Conversely, naive bayes classifier models make the assumption of “…class conditional independence, computed probabilities are not reliable when considered in isolation. The computed probability of an instance belonging to a particular class has to be evaluated relative to the computed probability of the same instance belonging to other classes.” (Practical Machine Learning in R, p.269). In a healthcare setting, this is problematic because some features in a healthcare dataset could have more importance than others. Also, these models perform better with larger datasets, which means that the model generated for heart failure prediction dataset will most likely underperform compared to the model generated for the diabetes health indicators dataset.

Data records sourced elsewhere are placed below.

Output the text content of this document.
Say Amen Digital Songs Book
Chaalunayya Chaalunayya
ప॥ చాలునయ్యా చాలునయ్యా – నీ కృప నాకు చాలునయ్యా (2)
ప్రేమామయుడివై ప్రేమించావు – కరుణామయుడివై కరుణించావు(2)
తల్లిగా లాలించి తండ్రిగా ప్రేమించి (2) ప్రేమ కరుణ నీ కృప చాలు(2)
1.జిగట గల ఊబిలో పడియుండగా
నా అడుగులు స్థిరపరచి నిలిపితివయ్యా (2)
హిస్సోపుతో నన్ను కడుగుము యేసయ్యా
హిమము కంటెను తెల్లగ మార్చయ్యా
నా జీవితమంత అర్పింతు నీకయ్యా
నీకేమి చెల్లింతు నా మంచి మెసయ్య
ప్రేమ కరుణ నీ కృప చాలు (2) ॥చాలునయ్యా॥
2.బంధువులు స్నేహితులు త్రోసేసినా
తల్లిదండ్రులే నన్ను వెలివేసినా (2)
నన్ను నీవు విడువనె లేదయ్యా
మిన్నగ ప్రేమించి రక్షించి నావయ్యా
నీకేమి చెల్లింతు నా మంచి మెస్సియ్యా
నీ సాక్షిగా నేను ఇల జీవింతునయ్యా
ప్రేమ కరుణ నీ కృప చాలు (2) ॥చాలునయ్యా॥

Correlation Between Variables

The correlation plot revealed that for the Heart Failure Prediction dataset, ST_Slope, Oldpeak, and ExerciseAngina have a moderately high correlation. Then after the data preparation stage, where the data was transformed, the maximum correlation increased from 0.55 to 0.67. The correlation plots revealed that for the Diabetes Indicators dataset, the correlation with the largest magnitude has a value of 0.52, and while this value is above the maximum range at what would be considered a “low correlation”, it is only 0.02 above the maximum.

Conclusion

In terms of making a final business decision, it would be best for the heart failure prediction dataset to use the multiple logistic regression model, while for the diabetes indicators dataset, the naive Bayes model would probably be best. Because both of these models are easily interpretable, the more accurate the algorithm, the more useful it would be in generating business driven decisions. These algorithms that were selected also ran relatively quickly for the larger dataset. I had tried to use k-nearest neighbors originally and after 1 hour of waiting for the data to fit, I had to move to a different algorithm.I believe that an analysis could be prone to errors if the least amount of data is used compared to using a giant dataset. Now, potentially, fitting a giant dataset to a model could lead to overfitting, but there are sampling techniques that can be used in order to account for this overfitting. Having the least amount of data possible could lead to underfitting. Even when you sample a small dataset, you might not capture the distribution properly as you would with a much larger dataset, where the sampled data will more likely have the same distribution as the original dataset. The heart failure dataset had better accuracy scores for both machine learning algorithms when compared to the accuracy scores for the diabetes dataset. It could be that the diabetes indicators dataset had more noise, or there was overfitting present in the larger dataset. It would have been nice to see the predictive accuracy of the k-nearest neighbors model, but that is for a future endeavor.